I also discourage the change to a 2bbl. If you are set on repairing this house/vehicle (perhaps it is your house) try and stick with fixing the orginal design. It may take some time for you to understand why things were designed as they were but it is better taking this time than becomming the engineer yourself.Typically the carb used on these 440’s had what is known as a power valve. If you have never operated a vehicle with a ruptured power valve it would make you think the carb is so messed up it must be replaced, but all it needs is the power valve.
It this is a recreational vehicle and not living quarters, don’t put a dime into it.
Do not change the 4bbl to a 2bll carb. You will actually use more fuel because of the engine size. You will be wasting money instead of saving it. I’ve been in the RV business for 40 years and this type of swap never works out. A good mechanic can rebuild this carb if it needs it or swap it out for a newer one.
The swap might work out but success is rare. That Rube Goldberg fella is usually in one of the boxes. But when the carburetor is off look down into the intake and inspect the EGR ports. They are prone to burn through and causes some big problems that are blamed on the carburetor.
If the engine has a vacuum controlled EGR the ports will not be under the carburetor. I checked an old Motors manual and it indicates that Dodge trucks with the 440 engine phased out the orifice in 1974. But I believe that the Winnebago engines continued to have the earlier system for quite some time. I recall many Dodge powered motorhomes showing up with burned out orifices.
My vote is for leaving it alone. When running a 4 barrel carburetor the back barrels, or secondaries, do not open anyway unless you have your foot in it so a 4 is essentially a 2 barrel anyway.
In the past, I’ve gotten into playing around with things like this (2 to 4, 4 to 2 conversions, adapter plates, etc) and things most often did not change much it at all. Matter of fact, with one particular Chevy I was wrestling with a conversion from the 2 barrel carb and manifold to a Quadrajet and 4 barrel intake dramatically improved the fuel mileage but that was a mutant.
If that beast is having fuel mileage problems maybe an inspection of the ignition timing and advance mechanism to make sure that it’s working propery would help a bit.
It’s not like a motor home is going to be a gas miser anyway; especially with a 440 behind it.
Let’s try and come up with something that would use more gas than a '74 motorhome with a big block…I got nuttin. There’s lots of work that’s probably needed on this ‘classic’, such as brakes, tires, overall tuneup, etc, etc, etc. Trying to come up with a better fuel system is waaaaay down the list.
I ask,why link your reply to mine?
Look at the timestamp in the upper right corner. I was not linking to your response on purpose. You were the last reply. That’s how the system works. Whoops! Sorry oldschool…I stopped using the “Post Your Reply” button a long time ago. I like to read all the other comments before commenting on my own.
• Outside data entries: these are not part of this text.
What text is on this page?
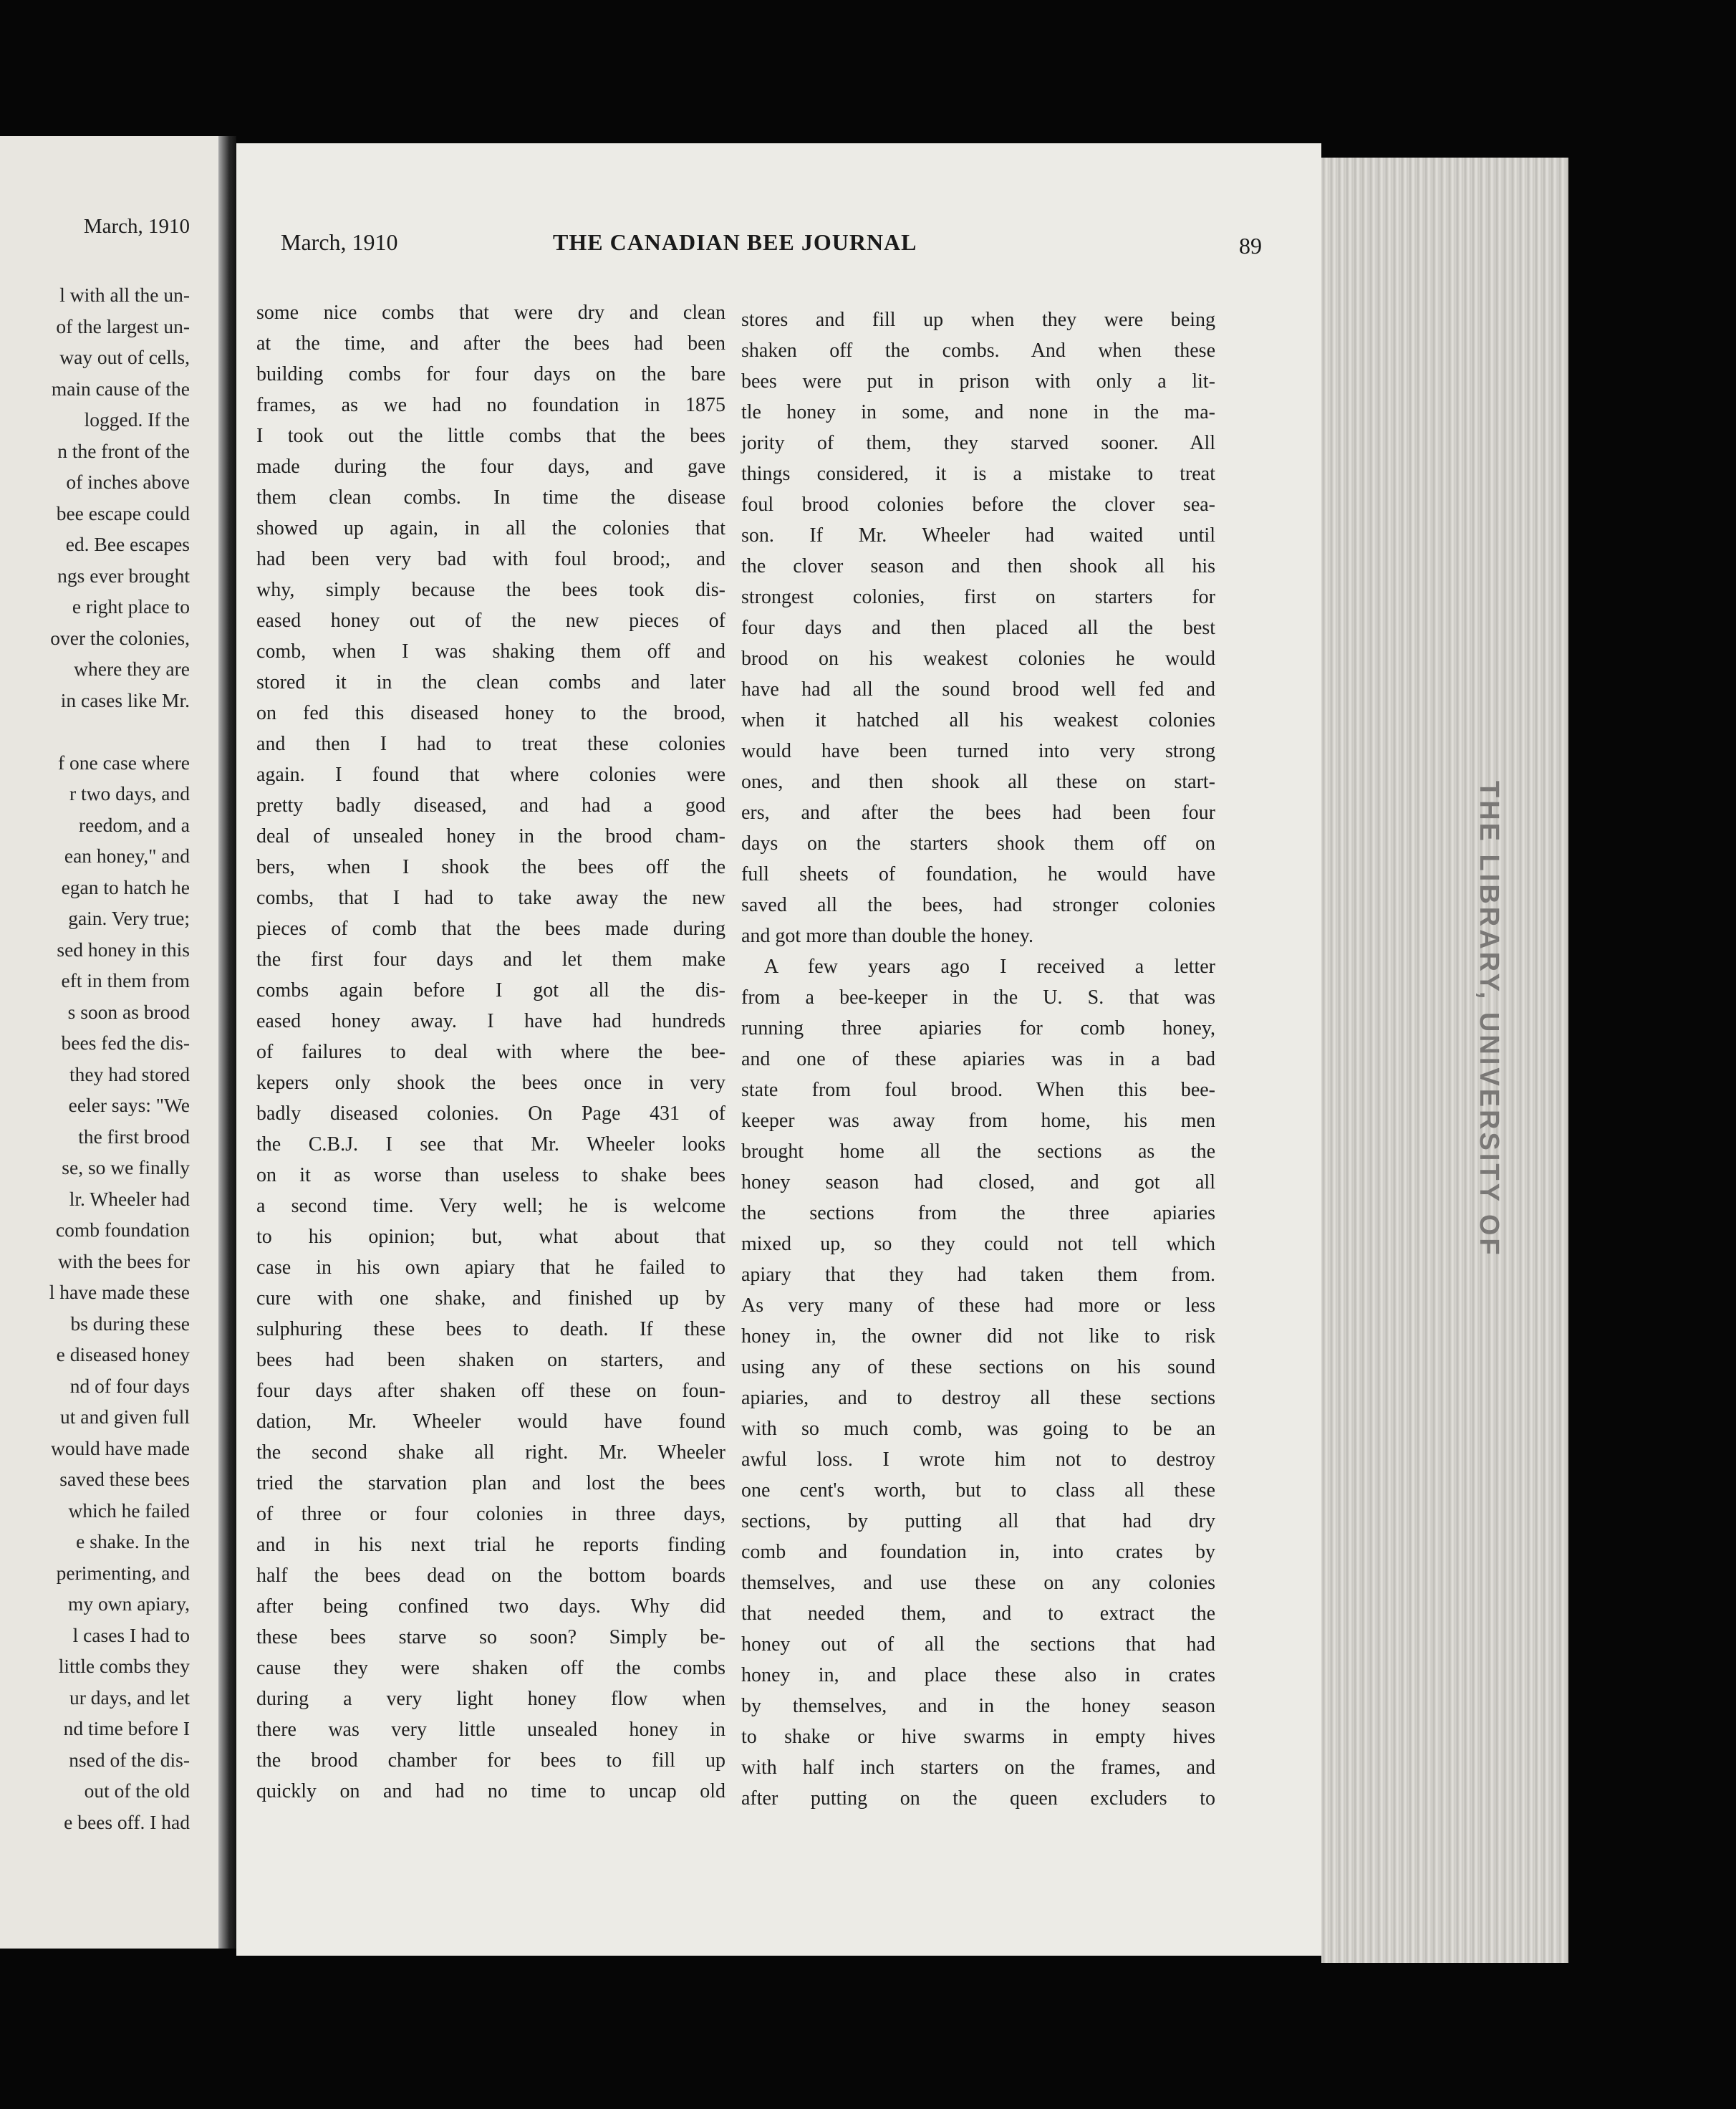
March, 1910
l with all the un-
of the largest un-
way out of cells,
main cause of the
logged. If the
n the front of the
of inches above
bee escape could
ed. Bee escapes
ngs ever brought
e right place to
over the colonies,
where they are
in cases like Mr.

f one case where
r two days, and
reedom, and a
ean honey," and
egan to hatch he
gain. Very true;
sed honey in this
eft in them from
s soon as brood
bees fed the dis-
they had stored
eeler says: "We
the first brood
se, so we finally
lr. Wheeler had
comb foundation
with the bees for
l have made these
bs during these
e diseased honey
nd of four days
ut and given full
would have made
saved these bees
which he failed
e shake. In the
perimenting, and
my own apiary,
l cases I had to
little combs they
ur days, and let
nd time before I
nsed of the dis-
out of the old
e bees off. I had
March, 1910	THE CANADIAN BEE JOURNAL	89
some nice combs that were dry and clean
at the time, and after the bees had been
building combs for four days on the bare
frames, as we had no foundation in 1875
I took out the little combs that the bees
made during the four days, and gave
them clean combs. In time the disease
showed up again, in all the colonies that
had been very bad with foul brood;, and
why, simply because the bees took dis-
eased honey out of the new pieces of
comb, when I was shaking them off and
stored it in the clean combs and later
on fed this diseased honey to the brood,
and then I had to treat these colonies
again. I found that where colonies were
pretty badly diseased, and had a good
deal of unsealed honey in the brood cham-
bers, when I shook the bees off the
combs, that I had to take away the new
pieces of comb that the bees made during
the first four days and let them make
combs again before I got all the dis-
eased honey away. I have had hundreds
of failures to deal with where the bee-
kepers only shook the bees once in very
badly diseased colonies. On Page 431 of
the C.B.J. I see that Mr. Wheeler looks
on it as worse than useless to shake bees
a second time. Very well; he is welcome
to his opinion; but, what about that
case in his own apiary that he failed to
cure with one shake, and finished up by
sulphuring these bees to death. If these
bees had been shaken on starters, and
four days after shaken off these on foun-
dation, Mr. Wheeler would have found
the second shake all right. Mr. Wheeler
tried the starvation plan and lost the bees
of three or four colonies in three days,
and in his next trial he reports finding
half the bees dead on the bottom boards
after being confined two days. Why did
these bees starve so soon? Simply be-
cause they were shaken off the combs
during a very light honey flow when
there was very little unsealed honey in
the brood chamber for bees to fill up
quickly on and had no time to uncap old
stores and fill up when they were being
shaken off the combs. And when these
bees were put in prison with only a lit-
tle honey in some, and none in the ma-
jority of them, they starved sooner. All
things considered, it is a mistake to treat
foul brood colonies before the clover sea-
son. If Mr. Wheeler had waited until
the clover season and then shook all his
strongest colonies, first on starters for
four days and then placed all the best
brood on his weakest colonies he would
have had all the sound brood well fed and
when it hatched all his weakest colonies
would have been turned into very strong
ones, and then shook all these on start-
ers, and after the bees had been four
days on the starters shook them off on
full sheets of foundation, he would have
saved all the bees, had stronger colonies
and got more than double the honey.
A few years ago I received a letter
from a bee-keeper in the U. S. that was
running three apiaries for comb honey,
and one of these apiaries was in a bad
state from foul brood. When this bee-
keeper was away from home, his men
brought home all the sections as the
honey season had closed, and got all
the sections from the three apiaries
mixed up, so they could not tell which
apiary that they had taken them from.
As very many of these had more or less
honey in, the owner did not like to risk
using any of these sections on his sound
apiaries, and to destroy all these sections
with so much comb, was going to be an
awful loss. I wrote him not to destroy
one cent's worth, but to class all these
sections, by putting all that had dry
comb and foundation in, into crates by
themselves, and use these on any colonies
that needed them, and to extract the
honey out of all the sections that had
honey in, and place these also in crates
by themselves, and in the honey season
to shake or hive swarms in empty hives
with half inch starters on the frames, and
after putting on the queen excluders to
I’ll use the correct button from now on. Learning means we’re still living.
You won’t save enough or save any. There is also a chance that you will use more fuel when you drive in town with the two barrel carburetor.
I’ve owned 3 Chrysler built cars over the years with big blocks in them (pair of 383s and a 413 all with 4 barrels) and around 15 or a tiny bit more was about the best MPG that could be gotten on the highway. This was with cars, not vastly larger, heavier, and non-aero motorhomes.
Granted, the motorhome motors use a completely different camshaft profile but they will always suck the gas up pretty rapidly.
Tune it up, air the tires up, tweak the timing a bit, and try to minimize the damage at the pump.
When I use the “reply” I am making direct reference to that post,when I have an idea not related at all to what anyone else has said it is “Post your Reply”.
bac017479, do you have a frequent need for an RV? Unless you really want an RV, you’ll be money ahead selling it now, before you sink a bunch of money into an old money pit like this. Rent one when you need one.
Your going to want to stay with a 4 barrel.